Principal Investigator Michael Birnbaum
Project Website http://birnbaum-lab.mit.edu/
The Birnbaum group studies immune receptor recognition and function in cancer, autoimmunity, and infectious disease. We combine protein engineering, structural biology, and immunology to understand and then manipulate immune responses.
The immune system is tasked with recognizing and eliminating infected or cancerous cells. To do this, it leverages the vast molecular diversity of the T and B cell receptor repertoires to ensure any immune response is antigen-specific and does not lead to autoimmunity.
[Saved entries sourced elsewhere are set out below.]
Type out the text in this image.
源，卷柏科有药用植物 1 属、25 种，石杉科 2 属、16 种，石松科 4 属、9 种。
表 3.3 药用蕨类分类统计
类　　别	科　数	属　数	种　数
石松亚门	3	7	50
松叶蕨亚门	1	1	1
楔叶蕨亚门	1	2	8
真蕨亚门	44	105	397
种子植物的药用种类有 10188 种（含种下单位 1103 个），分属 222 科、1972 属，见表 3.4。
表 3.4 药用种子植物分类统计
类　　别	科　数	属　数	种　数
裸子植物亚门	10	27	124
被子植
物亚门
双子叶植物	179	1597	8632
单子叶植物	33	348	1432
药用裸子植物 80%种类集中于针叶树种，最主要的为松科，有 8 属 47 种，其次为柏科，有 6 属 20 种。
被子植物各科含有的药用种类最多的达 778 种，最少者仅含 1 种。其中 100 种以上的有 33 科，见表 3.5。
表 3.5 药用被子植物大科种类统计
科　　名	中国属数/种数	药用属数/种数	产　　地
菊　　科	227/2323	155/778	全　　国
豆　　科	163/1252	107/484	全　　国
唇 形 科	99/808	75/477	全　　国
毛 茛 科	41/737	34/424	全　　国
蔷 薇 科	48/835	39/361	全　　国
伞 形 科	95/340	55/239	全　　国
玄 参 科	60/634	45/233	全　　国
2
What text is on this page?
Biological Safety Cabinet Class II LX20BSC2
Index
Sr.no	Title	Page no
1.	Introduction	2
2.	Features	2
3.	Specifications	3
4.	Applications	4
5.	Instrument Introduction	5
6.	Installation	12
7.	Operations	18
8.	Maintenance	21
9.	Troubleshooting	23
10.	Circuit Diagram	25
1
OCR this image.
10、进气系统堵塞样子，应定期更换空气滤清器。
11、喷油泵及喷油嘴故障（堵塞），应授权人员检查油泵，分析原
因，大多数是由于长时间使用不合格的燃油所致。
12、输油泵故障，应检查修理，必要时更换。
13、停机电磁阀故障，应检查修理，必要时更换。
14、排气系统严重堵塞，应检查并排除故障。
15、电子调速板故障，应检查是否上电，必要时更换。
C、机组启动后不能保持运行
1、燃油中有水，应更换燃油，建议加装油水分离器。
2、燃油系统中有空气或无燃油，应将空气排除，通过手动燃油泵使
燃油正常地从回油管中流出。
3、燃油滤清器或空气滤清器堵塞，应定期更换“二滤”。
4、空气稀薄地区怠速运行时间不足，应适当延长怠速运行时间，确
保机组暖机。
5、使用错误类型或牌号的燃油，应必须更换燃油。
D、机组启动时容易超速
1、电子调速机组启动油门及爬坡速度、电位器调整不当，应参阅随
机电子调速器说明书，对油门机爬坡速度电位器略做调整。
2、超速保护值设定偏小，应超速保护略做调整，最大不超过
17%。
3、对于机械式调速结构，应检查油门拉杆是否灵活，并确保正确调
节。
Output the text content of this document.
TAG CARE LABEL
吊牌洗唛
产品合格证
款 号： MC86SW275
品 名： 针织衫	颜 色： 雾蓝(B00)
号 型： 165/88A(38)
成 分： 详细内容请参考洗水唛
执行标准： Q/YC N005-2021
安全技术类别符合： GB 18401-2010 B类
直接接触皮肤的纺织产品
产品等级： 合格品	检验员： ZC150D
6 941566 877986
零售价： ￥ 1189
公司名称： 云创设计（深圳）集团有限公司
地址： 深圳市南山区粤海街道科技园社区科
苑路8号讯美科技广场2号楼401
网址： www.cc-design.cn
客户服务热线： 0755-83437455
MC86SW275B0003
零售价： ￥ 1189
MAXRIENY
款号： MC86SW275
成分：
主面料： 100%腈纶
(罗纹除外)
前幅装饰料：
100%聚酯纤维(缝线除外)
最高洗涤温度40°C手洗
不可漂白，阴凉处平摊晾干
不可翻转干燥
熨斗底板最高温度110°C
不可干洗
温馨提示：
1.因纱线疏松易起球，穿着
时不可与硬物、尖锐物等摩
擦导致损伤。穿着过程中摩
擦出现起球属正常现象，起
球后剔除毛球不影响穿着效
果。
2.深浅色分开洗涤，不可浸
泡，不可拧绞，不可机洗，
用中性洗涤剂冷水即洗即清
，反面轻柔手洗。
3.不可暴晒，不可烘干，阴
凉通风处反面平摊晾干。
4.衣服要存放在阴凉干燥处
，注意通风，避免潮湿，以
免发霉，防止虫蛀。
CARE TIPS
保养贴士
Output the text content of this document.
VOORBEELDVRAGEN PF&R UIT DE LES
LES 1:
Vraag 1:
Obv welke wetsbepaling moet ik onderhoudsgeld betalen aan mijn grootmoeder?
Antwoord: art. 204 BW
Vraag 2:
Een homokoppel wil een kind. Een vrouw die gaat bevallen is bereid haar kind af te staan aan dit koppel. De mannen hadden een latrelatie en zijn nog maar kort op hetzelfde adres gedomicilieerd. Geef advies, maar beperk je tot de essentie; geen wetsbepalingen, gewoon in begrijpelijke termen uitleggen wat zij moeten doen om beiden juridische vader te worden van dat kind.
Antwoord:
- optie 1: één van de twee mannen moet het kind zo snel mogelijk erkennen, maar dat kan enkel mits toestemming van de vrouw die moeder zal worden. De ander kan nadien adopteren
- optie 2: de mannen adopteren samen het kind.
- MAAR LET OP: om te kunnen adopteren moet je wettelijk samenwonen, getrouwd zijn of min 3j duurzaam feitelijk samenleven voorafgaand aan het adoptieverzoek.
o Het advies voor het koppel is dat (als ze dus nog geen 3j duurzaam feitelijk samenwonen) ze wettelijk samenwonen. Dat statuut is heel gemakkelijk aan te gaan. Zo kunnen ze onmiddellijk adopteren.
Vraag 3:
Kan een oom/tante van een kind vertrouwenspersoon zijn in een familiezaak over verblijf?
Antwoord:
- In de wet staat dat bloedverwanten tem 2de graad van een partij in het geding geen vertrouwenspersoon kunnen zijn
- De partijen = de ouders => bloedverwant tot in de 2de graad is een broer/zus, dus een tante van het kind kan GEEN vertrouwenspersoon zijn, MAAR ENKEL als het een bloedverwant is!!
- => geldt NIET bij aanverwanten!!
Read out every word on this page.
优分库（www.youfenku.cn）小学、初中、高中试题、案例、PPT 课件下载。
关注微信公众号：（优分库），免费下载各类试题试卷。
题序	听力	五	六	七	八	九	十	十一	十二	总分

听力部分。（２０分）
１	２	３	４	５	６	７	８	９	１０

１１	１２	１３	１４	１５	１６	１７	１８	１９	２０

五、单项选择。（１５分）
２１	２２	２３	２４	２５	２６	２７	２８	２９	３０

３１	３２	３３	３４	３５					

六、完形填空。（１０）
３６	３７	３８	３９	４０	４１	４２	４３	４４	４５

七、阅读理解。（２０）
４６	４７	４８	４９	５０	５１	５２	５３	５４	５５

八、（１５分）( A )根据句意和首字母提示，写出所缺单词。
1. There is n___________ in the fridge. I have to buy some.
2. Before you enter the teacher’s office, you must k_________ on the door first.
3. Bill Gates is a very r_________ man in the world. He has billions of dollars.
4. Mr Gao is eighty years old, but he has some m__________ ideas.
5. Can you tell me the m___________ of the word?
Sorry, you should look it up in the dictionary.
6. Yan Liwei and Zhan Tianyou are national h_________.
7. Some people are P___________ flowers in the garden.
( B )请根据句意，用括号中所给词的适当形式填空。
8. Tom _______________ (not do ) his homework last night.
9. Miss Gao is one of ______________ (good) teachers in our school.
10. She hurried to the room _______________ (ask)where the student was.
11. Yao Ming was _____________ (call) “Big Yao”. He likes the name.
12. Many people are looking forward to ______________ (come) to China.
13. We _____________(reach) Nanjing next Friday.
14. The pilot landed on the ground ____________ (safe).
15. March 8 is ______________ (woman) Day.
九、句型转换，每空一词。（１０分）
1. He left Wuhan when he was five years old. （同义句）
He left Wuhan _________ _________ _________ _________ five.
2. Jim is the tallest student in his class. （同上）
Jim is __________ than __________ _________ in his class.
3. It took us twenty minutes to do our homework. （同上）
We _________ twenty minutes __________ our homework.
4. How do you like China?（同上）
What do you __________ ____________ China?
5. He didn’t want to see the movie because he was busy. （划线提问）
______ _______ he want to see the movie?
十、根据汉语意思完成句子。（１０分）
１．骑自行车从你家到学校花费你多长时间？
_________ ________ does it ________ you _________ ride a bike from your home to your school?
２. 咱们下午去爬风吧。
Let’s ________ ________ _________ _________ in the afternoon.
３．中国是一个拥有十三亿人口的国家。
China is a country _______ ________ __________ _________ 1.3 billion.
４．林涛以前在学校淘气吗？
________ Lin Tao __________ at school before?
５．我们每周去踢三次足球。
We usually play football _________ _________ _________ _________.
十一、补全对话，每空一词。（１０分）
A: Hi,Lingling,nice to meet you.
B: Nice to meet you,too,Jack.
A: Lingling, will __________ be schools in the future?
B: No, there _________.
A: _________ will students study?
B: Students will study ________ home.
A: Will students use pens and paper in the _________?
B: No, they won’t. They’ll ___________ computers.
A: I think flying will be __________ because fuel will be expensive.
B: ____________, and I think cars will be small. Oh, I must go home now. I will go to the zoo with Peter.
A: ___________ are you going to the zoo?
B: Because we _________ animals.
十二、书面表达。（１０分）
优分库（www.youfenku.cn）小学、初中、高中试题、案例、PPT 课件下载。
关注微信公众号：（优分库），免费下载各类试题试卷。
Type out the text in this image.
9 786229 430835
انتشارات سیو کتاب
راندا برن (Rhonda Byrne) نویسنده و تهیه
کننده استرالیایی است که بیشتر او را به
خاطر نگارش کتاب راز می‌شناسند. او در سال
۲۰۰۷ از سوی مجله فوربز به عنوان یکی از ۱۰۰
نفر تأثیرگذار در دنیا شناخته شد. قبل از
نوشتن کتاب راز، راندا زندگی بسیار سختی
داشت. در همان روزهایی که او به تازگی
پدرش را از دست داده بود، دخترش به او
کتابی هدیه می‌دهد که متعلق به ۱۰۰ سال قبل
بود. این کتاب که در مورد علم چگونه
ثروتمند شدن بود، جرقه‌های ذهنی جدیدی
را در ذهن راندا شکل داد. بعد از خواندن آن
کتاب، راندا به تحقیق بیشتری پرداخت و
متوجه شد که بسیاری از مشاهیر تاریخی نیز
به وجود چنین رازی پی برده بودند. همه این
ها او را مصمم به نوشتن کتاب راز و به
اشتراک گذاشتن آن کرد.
In Birnbaum's research group, we focus on T and NK cell receptors, which recognize MHC molecules expressed on the surface of almost every cell in the body. Peptides presented by MHC molecules serve as a window into each cell’s proteome, and activate, inhibit or leave their cognate T and NK cells quiescent. While technological advances allowed discovery of T cell receptor or B cell receptor sequences of interest from a given tumor or in response to infection, using that information to determine what peptides these receptors recognize has remained a challenge.
We use protein engineering, combinatorial biology, next generation sequencing, and structural biology to determine what T and NK cell receptors in effective immune responses recognize. Understanding what natural immune responses recognize, and how they signal, will allow us to optimize the responses and create safer, more effective therapies.